Pi barangkali adalah sebuah sindiran telak tentang laku keberagamaan kita. Ia secara polos memparodikan keyakinan buta manusia terhadap suatu dogma yang kadang tak sepenuhnya kita fahami. Keyakinan buta yang kemudian membuat kehidupan agama begitu rigid dan menggerahkan. Kita sepenuhnya tahu, keyakinan yang terlampau diteriakan toh akan sama buruknya dengan sebuah keraguan. Tengok saja, sejarah kehidupan agama, dari 14000 tahun yang lalu hingga sekarang, selalu diwarnai dengan darah dan luka: Fenomena intoleransi, diskriminasi, serta kekerasan berbasis agama dan keyakinan terus meningkat setiap tahun di berbagai belahan dunia, termasuk di Indonesia: Upaya-upaya penutupan, perusakan rumah ibadat, pelabelan sesat terhadap suatu komunitas, serta jatuhnya korban nyawa dan harta benda menjadi headline media massa sepanjang waktu: Kekerasan terhadap Alqiyadah al Islamiyah di Padang, penutupan, pengerusakan dan penyerangan masjid dan Jemaah Ahmadiyah Indonesia di Manis Lor Kab. Kuningan Jawa Barat, rencana pembumi-hangusan komunitas Suku Dayak Losarang, Indramayu, Jawa Barat, dan dan Sy’iah di Bangil Jawa Timur adalah sedikit contohnya; Tentu daftar ini masih bisa diperpanjang jika mau .... Lantas kita bertanya, kemanakah agama yang konon adalah jalan keselamatan bagi umat manusia itu? Dalam hal ini, Ignatius tahu betul bahwa motif beragama tidak lain untuk menolong jiwa-jiwa: Membuat rasa pasti di tengah kehidupan yang absurd. Karena bagaimanapun agama mirip dengan seni: membantu kita hidup secara kreatif, damai dan bahkan gembira menghadapi realitas yang tak tentu.

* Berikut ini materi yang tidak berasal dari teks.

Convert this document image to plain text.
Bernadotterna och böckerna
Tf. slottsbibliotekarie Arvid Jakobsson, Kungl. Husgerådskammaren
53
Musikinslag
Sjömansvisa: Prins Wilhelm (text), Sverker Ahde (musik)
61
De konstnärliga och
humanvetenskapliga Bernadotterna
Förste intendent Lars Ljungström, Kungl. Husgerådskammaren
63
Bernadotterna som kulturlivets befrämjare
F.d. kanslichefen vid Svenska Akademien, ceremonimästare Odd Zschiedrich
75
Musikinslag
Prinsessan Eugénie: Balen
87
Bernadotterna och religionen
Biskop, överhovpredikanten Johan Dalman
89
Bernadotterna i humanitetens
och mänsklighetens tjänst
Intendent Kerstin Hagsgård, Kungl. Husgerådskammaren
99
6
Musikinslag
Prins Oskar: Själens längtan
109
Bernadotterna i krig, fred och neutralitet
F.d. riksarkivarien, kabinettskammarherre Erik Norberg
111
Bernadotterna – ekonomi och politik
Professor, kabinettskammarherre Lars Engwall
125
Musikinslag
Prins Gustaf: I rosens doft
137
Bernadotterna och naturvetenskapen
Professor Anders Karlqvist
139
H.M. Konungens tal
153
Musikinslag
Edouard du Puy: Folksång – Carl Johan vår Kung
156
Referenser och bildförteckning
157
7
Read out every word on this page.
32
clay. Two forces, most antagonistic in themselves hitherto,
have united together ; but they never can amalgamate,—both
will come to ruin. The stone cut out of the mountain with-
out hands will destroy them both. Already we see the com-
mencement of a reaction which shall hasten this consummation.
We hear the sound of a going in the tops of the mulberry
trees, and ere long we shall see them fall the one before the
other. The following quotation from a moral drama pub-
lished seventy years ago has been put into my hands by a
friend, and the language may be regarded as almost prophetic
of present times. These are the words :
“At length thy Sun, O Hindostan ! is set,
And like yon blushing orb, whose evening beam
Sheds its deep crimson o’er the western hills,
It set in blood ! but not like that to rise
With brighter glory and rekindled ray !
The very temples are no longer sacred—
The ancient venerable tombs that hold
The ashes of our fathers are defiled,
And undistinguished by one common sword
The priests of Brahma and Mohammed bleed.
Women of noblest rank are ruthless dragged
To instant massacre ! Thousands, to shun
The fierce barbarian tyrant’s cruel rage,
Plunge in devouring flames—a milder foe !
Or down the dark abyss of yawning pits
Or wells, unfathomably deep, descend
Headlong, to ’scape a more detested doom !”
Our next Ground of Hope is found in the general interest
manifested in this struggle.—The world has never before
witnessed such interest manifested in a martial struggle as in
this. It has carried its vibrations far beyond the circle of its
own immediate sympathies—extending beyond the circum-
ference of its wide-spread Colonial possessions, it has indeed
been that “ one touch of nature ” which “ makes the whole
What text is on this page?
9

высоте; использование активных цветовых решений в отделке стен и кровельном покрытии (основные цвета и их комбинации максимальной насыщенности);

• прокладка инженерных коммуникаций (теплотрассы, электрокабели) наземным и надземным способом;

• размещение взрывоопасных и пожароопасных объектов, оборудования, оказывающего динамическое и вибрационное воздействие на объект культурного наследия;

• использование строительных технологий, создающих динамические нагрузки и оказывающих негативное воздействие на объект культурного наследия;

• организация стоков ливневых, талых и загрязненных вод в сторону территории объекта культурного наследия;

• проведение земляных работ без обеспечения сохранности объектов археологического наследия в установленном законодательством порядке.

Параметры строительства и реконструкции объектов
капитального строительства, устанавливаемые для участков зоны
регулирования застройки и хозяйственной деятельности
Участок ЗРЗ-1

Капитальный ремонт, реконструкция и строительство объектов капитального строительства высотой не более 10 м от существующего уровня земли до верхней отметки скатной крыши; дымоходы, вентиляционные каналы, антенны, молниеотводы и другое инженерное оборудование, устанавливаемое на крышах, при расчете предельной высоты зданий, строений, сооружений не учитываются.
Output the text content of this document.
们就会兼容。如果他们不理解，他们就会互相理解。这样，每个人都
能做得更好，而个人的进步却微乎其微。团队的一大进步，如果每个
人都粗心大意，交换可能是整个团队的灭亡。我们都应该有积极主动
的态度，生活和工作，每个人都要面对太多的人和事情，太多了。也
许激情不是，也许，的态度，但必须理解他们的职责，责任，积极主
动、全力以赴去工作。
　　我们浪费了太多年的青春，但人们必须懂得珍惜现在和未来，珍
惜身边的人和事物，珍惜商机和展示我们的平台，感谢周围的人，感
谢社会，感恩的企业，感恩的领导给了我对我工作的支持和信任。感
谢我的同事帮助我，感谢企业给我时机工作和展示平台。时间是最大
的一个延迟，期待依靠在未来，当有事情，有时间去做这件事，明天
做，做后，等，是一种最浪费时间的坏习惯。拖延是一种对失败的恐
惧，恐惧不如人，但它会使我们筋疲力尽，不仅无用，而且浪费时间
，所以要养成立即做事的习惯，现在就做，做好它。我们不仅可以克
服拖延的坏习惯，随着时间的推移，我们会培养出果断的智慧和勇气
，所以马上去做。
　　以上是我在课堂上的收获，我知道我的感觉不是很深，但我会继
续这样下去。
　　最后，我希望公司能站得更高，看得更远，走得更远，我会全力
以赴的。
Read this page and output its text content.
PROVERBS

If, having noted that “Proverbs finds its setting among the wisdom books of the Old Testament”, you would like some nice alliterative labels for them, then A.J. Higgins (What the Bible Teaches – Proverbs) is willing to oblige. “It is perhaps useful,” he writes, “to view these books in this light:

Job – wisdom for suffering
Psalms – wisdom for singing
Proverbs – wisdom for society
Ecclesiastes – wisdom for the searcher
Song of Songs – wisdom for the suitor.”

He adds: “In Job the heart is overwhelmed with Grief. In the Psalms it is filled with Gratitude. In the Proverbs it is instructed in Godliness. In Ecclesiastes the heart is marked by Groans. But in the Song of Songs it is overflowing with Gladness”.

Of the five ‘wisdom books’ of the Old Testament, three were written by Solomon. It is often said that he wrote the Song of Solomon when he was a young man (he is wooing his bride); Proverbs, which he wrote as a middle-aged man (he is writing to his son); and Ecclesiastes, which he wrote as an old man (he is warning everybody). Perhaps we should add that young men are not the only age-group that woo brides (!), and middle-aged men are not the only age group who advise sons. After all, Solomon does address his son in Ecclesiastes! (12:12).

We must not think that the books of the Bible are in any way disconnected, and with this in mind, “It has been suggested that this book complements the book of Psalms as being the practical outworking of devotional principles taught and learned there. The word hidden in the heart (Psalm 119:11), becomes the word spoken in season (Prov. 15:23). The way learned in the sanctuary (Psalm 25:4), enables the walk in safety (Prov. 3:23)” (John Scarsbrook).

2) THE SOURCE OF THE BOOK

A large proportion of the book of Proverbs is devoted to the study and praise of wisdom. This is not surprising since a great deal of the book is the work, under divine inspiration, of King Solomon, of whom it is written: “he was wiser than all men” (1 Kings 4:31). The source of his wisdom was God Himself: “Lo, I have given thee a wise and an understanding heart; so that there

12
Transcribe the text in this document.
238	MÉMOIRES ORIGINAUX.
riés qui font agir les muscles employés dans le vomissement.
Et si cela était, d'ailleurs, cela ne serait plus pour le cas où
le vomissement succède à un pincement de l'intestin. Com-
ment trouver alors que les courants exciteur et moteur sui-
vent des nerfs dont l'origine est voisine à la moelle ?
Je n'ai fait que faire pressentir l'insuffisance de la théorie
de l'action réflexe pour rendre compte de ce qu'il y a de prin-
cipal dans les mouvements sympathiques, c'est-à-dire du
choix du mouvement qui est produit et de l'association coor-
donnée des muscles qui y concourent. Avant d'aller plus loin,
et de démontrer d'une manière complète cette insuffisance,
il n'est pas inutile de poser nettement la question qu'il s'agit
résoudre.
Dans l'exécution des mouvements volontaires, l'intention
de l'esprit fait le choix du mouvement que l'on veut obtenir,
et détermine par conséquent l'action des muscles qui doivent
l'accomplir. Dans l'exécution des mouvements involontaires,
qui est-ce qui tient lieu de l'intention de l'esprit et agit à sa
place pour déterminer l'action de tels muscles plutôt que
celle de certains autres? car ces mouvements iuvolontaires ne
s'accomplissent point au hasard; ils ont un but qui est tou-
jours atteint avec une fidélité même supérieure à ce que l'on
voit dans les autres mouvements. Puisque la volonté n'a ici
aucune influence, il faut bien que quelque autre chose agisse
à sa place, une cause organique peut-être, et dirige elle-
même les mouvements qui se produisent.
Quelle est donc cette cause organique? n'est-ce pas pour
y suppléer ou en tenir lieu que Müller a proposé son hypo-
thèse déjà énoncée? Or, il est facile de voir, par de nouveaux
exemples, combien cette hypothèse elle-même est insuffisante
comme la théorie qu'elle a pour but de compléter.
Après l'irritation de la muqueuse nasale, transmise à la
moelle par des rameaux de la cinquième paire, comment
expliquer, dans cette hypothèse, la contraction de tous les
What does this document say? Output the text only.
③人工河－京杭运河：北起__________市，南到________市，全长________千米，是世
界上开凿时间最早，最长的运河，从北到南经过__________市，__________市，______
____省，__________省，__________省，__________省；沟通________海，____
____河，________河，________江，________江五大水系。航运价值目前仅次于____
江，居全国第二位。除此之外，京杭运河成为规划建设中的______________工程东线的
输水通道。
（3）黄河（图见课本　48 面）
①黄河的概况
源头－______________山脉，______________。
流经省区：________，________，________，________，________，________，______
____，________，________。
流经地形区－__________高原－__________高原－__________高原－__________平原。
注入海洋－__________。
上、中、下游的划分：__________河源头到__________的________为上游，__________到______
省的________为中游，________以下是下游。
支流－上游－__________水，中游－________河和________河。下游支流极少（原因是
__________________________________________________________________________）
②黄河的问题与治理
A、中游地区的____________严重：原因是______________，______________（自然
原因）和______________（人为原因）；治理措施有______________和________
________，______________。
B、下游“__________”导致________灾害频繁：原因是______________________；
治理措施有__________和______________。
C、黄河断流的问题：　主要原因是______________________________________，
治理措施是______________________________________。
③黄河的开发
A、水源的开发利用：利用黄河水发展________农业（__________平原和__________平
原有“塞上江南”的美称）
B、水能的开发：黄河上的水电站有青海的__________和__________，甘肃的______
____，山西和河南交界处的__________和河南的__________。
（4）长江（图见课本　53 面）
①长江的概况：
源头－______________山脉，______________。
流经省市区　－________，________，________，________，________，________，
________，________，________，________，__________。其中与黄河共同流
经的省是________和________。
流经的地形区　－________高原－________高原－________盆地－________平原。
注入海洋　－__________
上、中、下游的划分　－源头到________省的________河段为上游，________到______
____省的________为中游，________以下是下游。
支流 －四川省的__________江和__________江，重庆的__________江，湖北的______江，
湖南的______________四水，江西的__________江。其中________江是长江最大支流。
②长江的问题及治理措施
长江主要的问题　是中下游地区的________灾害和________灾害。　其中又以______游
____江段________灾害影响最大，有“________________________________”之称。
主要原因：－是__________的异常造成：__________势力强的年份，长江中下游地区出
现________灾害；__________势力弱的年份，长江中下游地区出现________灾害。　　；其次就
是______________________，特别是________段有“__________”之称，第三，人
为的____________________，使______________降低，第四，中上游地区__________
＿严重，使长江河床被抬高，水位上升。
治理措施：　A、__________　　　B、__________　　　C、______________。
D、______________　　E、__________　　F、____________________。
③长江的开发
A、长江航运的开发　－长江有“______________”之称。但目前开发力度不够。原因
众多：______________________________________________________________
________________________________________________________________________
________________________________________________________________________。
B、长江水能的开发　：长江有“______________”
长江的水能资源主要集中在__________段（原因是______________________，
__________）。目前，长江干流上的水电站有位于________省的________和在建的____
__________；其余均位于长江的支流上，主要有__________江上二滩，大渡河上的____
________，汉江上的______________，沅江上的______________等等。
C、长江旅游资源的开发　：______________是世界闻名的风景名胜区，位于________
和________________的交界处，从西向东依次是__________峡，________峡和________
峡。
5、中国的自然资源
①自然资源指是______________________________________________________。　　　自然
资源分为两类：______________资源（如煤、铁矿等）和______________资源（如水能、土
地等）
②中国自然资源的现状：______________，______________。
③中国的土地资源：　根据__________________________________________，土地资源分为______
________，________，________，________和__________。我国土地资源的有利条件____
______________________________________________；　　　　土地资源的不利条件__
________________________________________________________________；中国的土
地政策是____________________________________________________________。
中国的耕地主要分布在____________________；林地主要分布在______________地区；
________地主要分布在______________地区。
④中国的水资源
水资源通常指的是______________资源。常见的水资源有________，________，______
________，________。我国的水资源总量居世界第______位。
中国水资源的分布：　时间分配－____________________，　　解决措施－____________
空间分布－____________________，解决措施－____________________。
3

Hal itu menegaskan kepada kita bahwa beragama tak sesederhana menyulut dupa, menggelar sajadah, ataupun berdo’a di Minggu pagi. Ada hal lain yang melampaui itu semua dan menuntut untuk kita pahami. Bagian inilah yang mungkin ingin disampaikan oleh Life of Pi. Film yang separuh durasinya menggambarkan Pi yang terombang-ombing di tengah laut adalah, menurut saya, sebuah alegori bagaimana kehidupan berlangsung: Dikisahkan bahwa kapal kargo milik jepang, Tsimsum, yang disewa oleh keluarga Pi untuk mengangkut hewan-hewan dari kebun binatang milik keluarganya, karam ketika terjadi badai. Dari semua orang, hanya Pi yang selamat. Di sinilah kemudian keimanan Pi pada Tuhan di uji: Harapan, ketakutan, penyesalan, lapar, haus, sakit, kerinduan, serta putus asa campur-aduk di tengah kondisi yang tidak pasti. Di sekujur adegan inilah kita disuguhi, selain visual yang indah dan menyentuh, sebuah pergolakan religius yang subtil. Bagaimana kemudian, dengan jujur dan rindu-penuh terhadap sang kuasa, agama diperlakukan sebagaimana mestinya: digambarkan bahwa Pi, dengan segala keadaannya yang mengancam, mampu menemukan ketenangan batin dan memanfaatkan keadaan tersebut untuk merefleksikan segala sesuatu dalam dirinya : “... Dan saat aku berada di luar harapan untuk selamat, Dia memberi ku untuk istirahat. Bahkan saat ia tampak acuh tak acuh pada penderitaanku, Dia hanya menyaksikan. Bahkan saat Tuhan sepertinya menelantarkan ku, Dia hanya menyaksikan. Dan memberi ku tanda untuk melanjutkan perjalanan,” Ungkap Pi.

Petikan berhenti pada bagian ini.